To ensure the security of university data and systems by establishing requirements for the proper maintenance and oversight of systems and applications used by university constituents.

APPLIES TO 

This policy applies to all individuals responsible for operating or overseeing any University system or application, whether on premise or in the cloud.

DEFINITIONS  

Academic / Research System: A system whose primary responsibility relates to individual academic work or research

Administrative System: Any system that is used in support of the operation of the university excluding individual Academic / Research Systems.

Client Network: A client network is a computer network where individual machines are connected. Client networks consume services and do not offer services to the general population

ITS: Information Technology Services

IT Professional: An individual (staff) who is trained and skilled in using technology to solve business problems coupled with assigned job duties in support of technology at the university. This must be a defined responsibility within the position job description and may not fall under “other duties as assigned.” Appropriate training, support, and budget must also be available in support of the IT Professional role.

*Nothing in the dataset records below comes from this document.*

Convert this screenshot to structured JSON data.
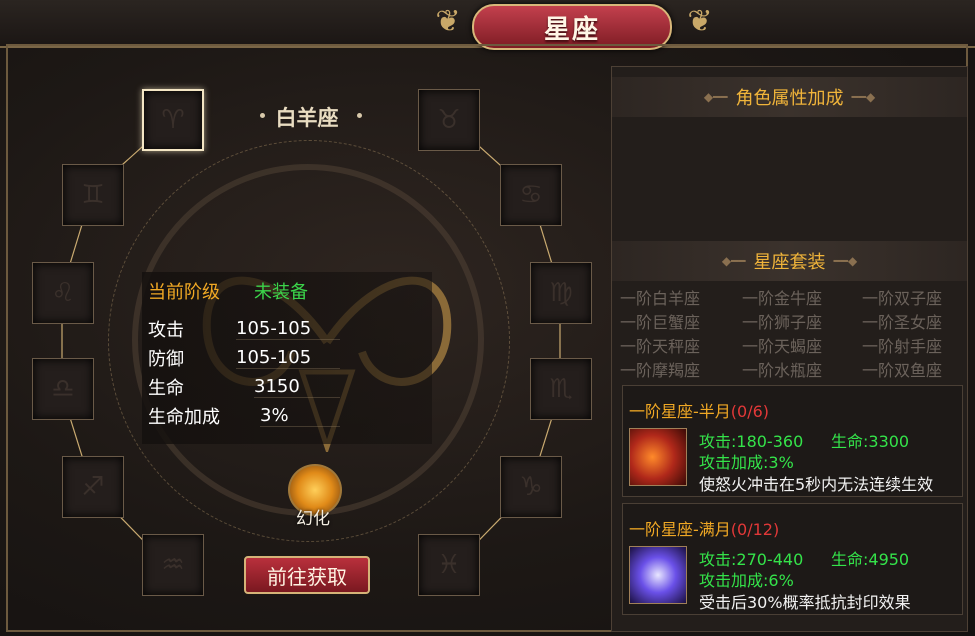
{
  "window": {
    "title": "星座"
  },
  "left": {
    "selected_sign": "白羊座",
    "grade_label": "当前阶级",
    "grade_value": "未装备",
    "stats": [
      {
        "label": "攻击",
        "value": "105-105"
      },
      {
        "label": "防御",
        "value": "105-105"
      },
      {
        "label": "生命",
        "value": "3150"
      },
      {
        "label": "生命加成",
        "value": "3%"
      }
    ],
    "morph_label": "幻化",
    "go_button": "前往获取"
  },
  "right": {
    "attr_header": "角色属性加成",
    "suit_header": "星座套装",
    "suits": [
      "一阶白羊座",
      "一阶金牛座",
      "一阶双子座",
      "一阶巨蟹座",
      "一阶狮子座",
      "一阶圣女座",
      "一阶天秤座",
      "一阶天蝎座",
      "一阶射手座",
      "一阶摩羯座",
      "一阶水瓶座",
      "一阶双鱼座"
    ],
    "sets": [
      {
        "title": "一阶星座-半月",
        "count": "(0/6)",
        "atk": "攻击:180-360",
        "hp": "生命:3300",
        "bonus": "攻击加成:3%",
        "effect": "使怒火冲击在5秒内无法连续生效"
      },
      {
        "title": "一阶星座-满月",
        "count": "(0/12)",
        "atk": "攻击:270-440",
        "hp": "生命:4950",
        "bonus": "攻击加成:6%",
        "effect": "受击后30%概率抵抗封印效果"
      }
    ]
  },
  "colors": {
    "accent": "#f0a824",
    "green": "#34e34a",
    "red": "#e23838",
    "title_plate": "#a52a35"
  }
}
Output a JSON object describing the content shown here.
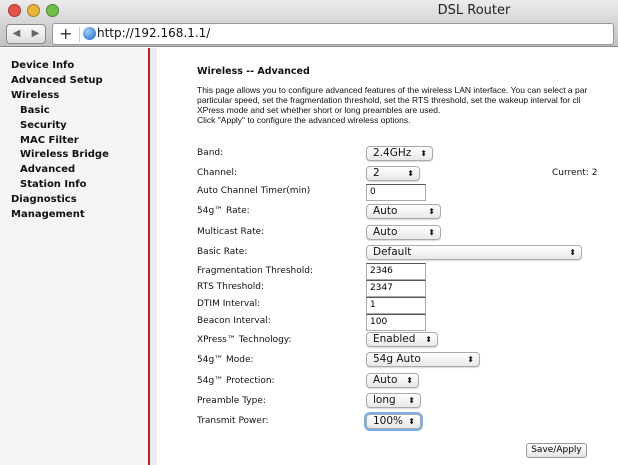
{
  "window": {
    "title": "DSL Router",
    "url": "http://192.168.1.1/"
  },
  "icons": {
    "back": "◀",
    "forward": "▶",
    "add": "+"
  },
  "sidebar": {
    "items": [
      {
        "label": "Device Info",
        "indent": 0
      },
      {
        "label": "Advanced Setup",
        "indent": 0
      },
      {
        "label": "Wireless",
        "indent": 0
      },
      {
        "label": "Basic",
        "indent": 1
      },
      {
        "label": "Security",
        "indent": 1
      },
      {
        "label": "MAC Filter",
        "indent": 1
      },
      {
        "label": "Wireless Bridge",
        "indent": 1
      },
      {
        "label": "Advanced",
        "indent": 1
      },
      {
        "label": "Station Info",
        "indent": 1
      },
      {
        "label": "Diagnostics",
        "indent": 0
      },
      {
        "label": "Management",
        "indent": 0
      }
    ]
  },
  "main": {
    "heading": "Wireless -- Advanced",
    "description": [
      "This page allows you to configure advanced features of the wireless LAN interface. You can select a par",
      "particular speed, set the fragmentation threshold, set the RTS threshold, set the wakeup interval for cli",
      "XPress mode and set whether short or long preambles are used.",
      "Click \"Apply\" to configure the advanced wireless options."
    ],
    "fields": {
      "band": {
        "label": "Band:",
        "value": "2.4GHz"
      },
      "channel": {
        "label": "Channel:",
        "value": "2",
        "current": "Current: 2"
      },
      "auto_channel_timer": {
        "label": "Auto Channel Timer(min)",
        "value": "0"
      },
      "rate": {
        "label": "54g™ Rate:",
        "value": "Auto"
      },
      "multicast_rate": {
        "label": "Multicast Rate:",
        "value": "Auto"
      },
      "basic_rate": {
        "label": "Basic Rate:",
        "value": "Default"
      },
      "frag": {
        "label": "Fragmentation Threshold:",
        "value": "2346"
      },
      "rts": {
        "label": "RTS Threshold:",
        "value": "2347"
      },
      "dtim": {
        "label": "DTIM Interval:",
        "value": "1"
      },
      "beacon": {
        "label": "Beacon Interval:",
        "value": "100"
      },
      "xpress": {
        "label": "XPress™ Technology:",
        "value": "Enabled"
      },
      "mode": {
        "label": "54g™ Mode:",
        "value": "54g Auto"
      },
      "protection": {
        "label": "54g™ Protection:",
        "value": "Auto"
      },
      "preamble": {
        "label": "Preamble Type:",
        "value": "long"
      },
      "power": {
        "label": "Transmit Power:",
        "value": "100%"
      }
    },
    "save_label": "Save/Apply"
  }
}
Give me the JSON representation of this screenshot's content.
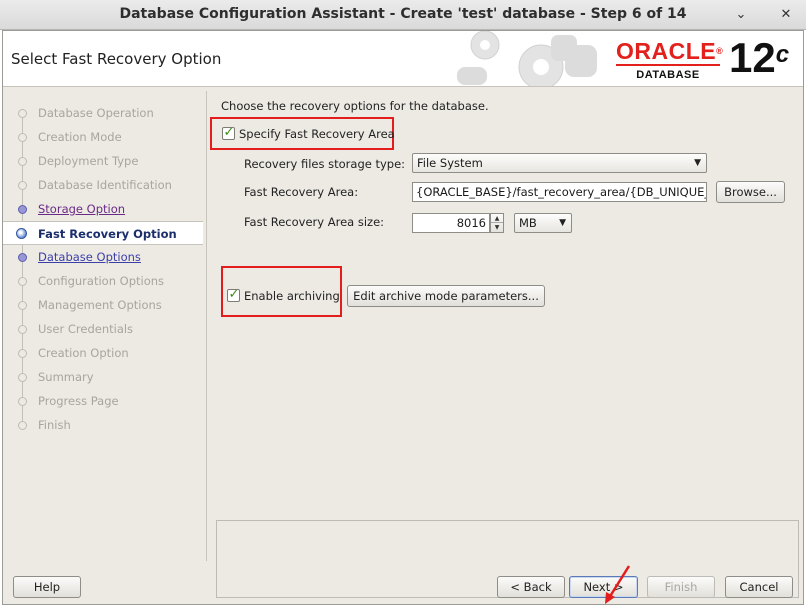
{
  "window": {
    "title": "Database Configuration Assistant - Create 'test' database - Step 6 of 14",
    "minimize_glyph": "⌄",
    "close_glyph": "✕"
  },
  "header": {
    "page_title": "Select Fast Recovery Option",
    "oracle_word": "ORACLE",
    "oracle_registered": "®",
    "oracle_sub": "DATABASE",
    "version": "12",
    "version_suffix": "c"
  },
  "steps": [
    {
      "label": "Database Operation",
      "state": "disabled"
    },
    {
      "label": "Creation Mode",
      "state": "disabled"
    },
    {
      "label": "Deployment Type",
      "state": "disabled"
    },
    {
      "label": "Database Identification",
      "state": "disabled"
    },
    {
      "label": "Storage Option",
      "state": "visited"
    },
    {
      "label": "Fast Recovery Option",
      "state": "current"
    },
    {
      "label": "Database Options",
      "state": "link"
    },
    {
      "label": "Configuration Options",
      "state": "disabled"
    },
    {
      "label": "Management Options",
      "state": "disabled"
    },
    {
      "label": "User Credentials",
      "state": "disabled"
    },
    {
      "label": "Creation Option",
      "state": "disabled"
    },
    {
      "label": "Summary",
      "state": "disabled"
    },
    {
      "label": "Progress Page",
      "state": "disabled"
    },
    {
      "label": "Finish",
      "state": "disabled"
    }
  ],
  "content": {
    "intro": "Choose the recovery options for the database.",
    "specify_fra": {
      "label": "Specify Fast Recovery Area",
      "checked": true
    },
    "storage_type": {
      "label": "Recovery files storage type:",
      "value": "File System"
    },
    "fra_location": {
      "label": "Fast Recovery Area:",
      "value": "{ORACLE_BASE}/fast_recovery_area/{DB_UNIQUE_",
      "browse_label": "Browse..."
    },
    "fra_size": {
      "label": "Fast Recovery Area size:",
      "value": "8016",
      "unit": "MB"
    },
    "archiving": {
      "label": "Enable archiving",
      "checked": true,
      "edit_params_label": "Edit archive mode parameters..."
    }
  },
  "buttons": {
    "help": "Help",
    "back": "< Back",
    "next": "Next >",
    "finish": "Finish",
    "cancel": "Cancel"
  },
  "colors": {
    "highlight_box": "#e31c1c",
    "oracle_red": "#e2201c",
    "check": "#3b8b16"
  }
}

Local Network: The local network is those computers logically located in the same subnet

SaaS: Cloud-based service that is delivered via the web based on either a monthly or annual subscription

PaaS:  Cloud-based service that provides a platform allowing for the development of software using an established framework to improve development time and management of cloud services

PII (Personally Identifiable Information):  Information that either singularly or in conjunction with other data elements could reasonably lead to the identification of specific individuals

Public Availability: Services offered publicly include services offered outside of the local network

Regulated Data: Any data that has regulations around its protection prescribed either by law or contract is automatically considered administrative data. Examples include: Personally Identifiable Information (PII), Payment Card Information (PCI), Personal Health Information (PHI) and FERPA (Family Educational Rights and Privacy Act)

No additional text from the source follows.